JAKARTA – Masyarakat diminta mewaspadai perilaku anak-anaknya. Sebab kasus cyberbullying atau perudungan di dunia maya terhadap anak-anak dan remaja mengalami lonjakan.
Berdasarkan hasil sejumlah survei yang dilakukan EU Kids Online Survey 2020, maupun SEJIWA, KPIA, UNICEF, APJII maupun laporan yang diterima Polda Metro Jaya, menunjukan adanya kenaikan dari kasus perundungan di media sosial (cyberbullying) yang banyak dialami oleh anak-anak usia remaja.
Psikolog Anna Surti Ariani dari Ikatan Psikolog Klinis Indonesia (IPK Indonesia) mengatakan Cyberbullying adalah kondisi dimana seseorang merasa tidak nyaman terhadap komentar/informasi/gambar foto yang ditujukan untuk dirinya, yang bertujuan menyakiti, intimidasi, menyebar kebohongan dan menghina, yang diunggah di internet, jejaring media atau teknologi digital lainnya, yang dilakukan oleh orang lain.
“Sebanyak 45 persen dari 2,777 anak muda usia 14-24 tahun pernah mengalami cyberbullying, menurut survei UNICEF U-Report 2021,” katanya dalam keterangan tertulisnya, Minggu (3/10).
Dijelaskannya, alasan orang melakukan cyberbullying adalah ia ingin merasa kuat, harga dirinya rendah, kurang berempati, ingin popular dan tidak sadar akan dampak yang ditimbulkan.
Ia membagikan beberapa ciri seseorang yang terdampak cyberbullying.
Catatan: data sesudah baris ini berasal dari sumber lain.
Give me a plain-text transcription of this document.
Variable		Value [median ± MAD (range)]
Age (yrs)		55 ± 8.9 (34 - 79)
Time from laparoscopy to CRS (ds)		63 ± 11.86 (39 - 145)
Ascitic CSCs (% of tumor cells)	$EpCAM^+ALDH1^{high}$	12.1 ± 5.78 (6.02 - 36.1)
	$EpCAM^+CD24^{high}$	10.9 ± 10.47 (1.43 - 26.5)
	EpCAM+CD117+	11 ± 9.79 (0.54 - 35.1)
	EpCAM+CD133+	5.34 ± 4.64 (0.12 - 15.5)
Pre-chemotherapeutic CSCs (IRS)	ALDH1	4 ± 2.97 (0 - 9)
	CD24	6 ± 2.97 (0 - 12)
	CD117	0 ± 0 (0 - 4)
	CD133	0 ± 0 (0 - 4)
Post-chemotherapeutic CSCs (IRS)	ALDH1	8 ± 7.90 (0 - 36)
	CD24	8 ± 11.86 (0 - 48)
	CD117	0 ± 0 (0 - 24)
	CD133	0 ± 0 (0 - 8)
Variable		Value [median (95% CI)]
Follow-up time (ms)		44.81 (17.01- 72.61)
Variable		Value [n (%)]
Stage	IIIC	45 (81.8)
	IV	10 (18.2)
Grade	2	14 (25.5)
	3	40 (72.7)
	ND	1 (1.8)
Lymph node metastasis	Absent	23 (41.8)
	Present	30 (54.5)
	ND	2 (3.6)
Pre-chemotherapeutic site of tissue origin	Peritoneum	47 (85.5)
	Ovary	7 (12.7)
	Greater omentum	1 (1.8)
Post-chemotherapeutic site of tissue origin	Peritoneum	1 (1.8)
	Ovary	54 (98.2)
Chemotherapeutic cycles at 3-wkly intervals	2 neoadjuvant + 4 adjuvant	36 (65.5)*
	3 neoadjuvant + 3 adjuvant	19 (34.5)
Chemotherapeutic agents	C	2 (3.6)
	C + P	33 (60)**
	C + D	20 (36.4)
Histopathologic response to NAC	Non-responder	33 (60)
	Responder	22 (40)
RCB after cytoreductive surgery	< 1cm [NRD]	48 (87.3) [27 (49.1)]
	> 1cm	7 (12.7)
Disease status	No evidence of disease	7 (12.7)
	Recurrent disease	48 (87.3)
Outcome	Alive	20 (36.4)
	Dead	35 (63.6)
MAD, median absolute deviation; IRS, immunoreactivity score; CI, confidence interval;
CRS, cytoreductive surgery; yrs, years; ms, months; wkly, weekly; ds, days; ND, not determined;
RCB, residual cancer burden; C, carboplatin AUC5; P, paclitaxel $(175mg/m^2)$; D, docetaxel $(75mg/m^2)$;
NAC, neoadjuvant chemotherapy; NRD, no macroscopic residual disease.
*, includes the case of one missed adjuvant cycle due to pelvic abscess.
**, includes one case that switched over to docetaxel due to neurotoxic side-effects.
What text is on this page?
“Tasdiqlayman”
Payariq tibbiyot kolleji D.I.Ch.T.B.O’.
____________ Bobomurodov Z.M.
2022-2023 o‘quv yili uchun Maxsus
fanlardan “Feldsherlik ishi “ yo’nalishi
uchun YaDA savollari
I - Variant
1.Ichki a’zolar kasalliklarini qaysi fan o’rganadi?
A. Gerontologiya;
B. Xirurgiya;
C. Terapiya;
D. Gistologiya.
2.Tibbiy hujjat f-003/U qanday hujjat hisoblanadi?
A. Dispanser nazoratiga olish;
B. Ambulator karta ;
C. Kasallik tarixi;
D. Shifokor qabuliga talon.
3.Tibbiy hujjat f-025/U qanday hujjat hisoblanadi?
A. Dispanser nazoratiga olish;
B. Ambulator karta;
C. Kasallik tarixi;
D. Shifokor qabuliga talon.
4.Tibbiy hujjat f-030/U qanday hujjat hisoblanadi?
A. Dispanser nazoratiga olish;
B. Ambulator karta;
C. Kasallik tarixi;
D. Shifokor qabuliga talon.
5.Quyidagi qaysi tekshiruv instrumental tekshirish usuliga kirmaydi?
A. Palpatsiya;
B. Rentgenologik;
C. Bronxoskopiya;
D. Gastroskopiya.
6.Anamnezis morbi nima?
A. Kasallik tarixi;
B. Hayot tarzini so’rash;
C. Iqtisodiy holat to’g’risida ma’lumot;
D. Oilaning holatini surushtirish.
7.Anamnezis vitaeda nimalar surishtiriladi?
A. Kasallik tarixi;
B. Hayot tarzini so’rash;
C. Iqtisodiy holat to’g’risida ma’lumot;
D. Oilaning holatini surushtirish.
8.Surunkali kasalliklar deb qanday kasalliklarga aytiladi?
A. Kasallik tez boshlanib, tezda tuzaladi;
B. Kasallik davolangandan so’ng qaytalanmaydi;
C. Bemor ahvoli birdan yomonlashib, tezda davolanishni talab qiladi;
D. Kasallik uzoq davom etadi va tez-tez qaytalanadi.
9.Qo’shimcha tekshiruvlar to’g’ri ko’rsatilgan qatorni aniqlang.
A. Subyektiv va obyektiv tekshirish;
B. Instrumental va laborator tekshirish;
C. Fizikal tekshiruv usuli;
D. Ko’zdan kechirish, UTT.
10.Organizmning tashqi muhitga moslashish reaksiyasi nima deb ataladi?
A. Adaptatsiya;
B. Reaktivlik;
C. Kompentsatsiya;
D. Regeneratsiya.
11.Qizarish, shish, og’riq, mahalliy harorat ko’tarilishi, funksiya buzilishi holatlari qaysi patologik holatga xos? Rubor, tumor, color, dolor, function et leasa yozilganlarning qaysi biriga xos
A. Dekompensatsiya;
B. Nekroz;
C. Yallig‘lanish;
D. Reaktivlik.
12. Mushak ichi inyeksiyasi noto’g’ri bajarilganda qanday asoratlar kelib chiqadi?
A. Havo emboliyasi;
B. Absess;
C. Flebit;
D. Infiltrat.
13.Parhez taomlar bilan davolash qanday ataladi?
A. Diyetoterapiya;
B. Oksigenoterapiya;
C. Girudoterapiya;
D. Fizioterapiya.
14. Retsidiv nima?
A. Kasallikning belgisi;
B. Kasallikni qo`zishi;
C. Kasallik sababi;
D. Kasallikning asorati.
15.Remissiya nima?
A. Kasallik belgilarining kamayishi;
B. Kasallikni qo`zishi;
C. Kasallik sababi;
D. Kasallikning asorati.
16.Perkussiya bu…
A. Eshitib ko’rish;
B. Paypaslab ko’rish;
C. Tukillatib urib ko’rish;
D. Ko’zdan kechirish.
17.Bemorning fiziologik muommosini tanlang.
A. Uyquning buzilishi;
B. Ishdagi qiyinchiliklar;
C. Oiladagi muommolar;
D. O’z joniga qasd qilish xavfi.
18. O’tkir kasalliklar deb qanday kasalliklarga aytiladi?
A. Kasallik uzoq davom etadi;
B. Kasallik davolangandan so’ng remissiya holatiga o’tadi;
Pertama, adalah kecenderungan untuk menarik diri, mudah emosi, menjadi cenderung pendiam dan tidak mau bersosialisasi.
“Kedua adalah mengganti akun social media, dan ketiga tidak lepas dari gawai kehilangan minat melakukan kegiatan lain,” ujarnya.
Ada pun cara mencegah anak menjadi korban cyberbullying, pertama membatasi waktu memegang gawai dengan jadwal dan durasi tertentu.
“Selanjutnya, memberikan edukasi terkait apa itu cyberbullying. Ketiga, membatasi konten dan aplikasi pada gawai. Dan keempat, menjadi contoh dalam berperilaku digital yang baik,” kata dia.
Founder Yayasan Sejiwa, Diena Haryana, menambahkan media daring memberikan dampak terhadap beberapa kasus yang dialami anak seperti ketergantungan gawai, cyberbullying, eksploitasi seksual serta penipuan daring.
“Dampaknya bisa sangat besar, membekas hingga jangka panjang karena rasa malu yang ditimbulkan mengingat postingan buruk terhadap dirinya telah disaksikan ribuan orang netizen,” katanya.
“Akibatnya sangat membahayakan, bukan hanya sebatas malu dan depresi bahkan hingga tindakan bunuh diri. Sayangnya, banyak korban yang lebih memilih diam, tidak mengadukan kasus yang menimpanya, sehingga pada akhirnya mengganggu pertumbuhan jiwanya,” imbuhnya.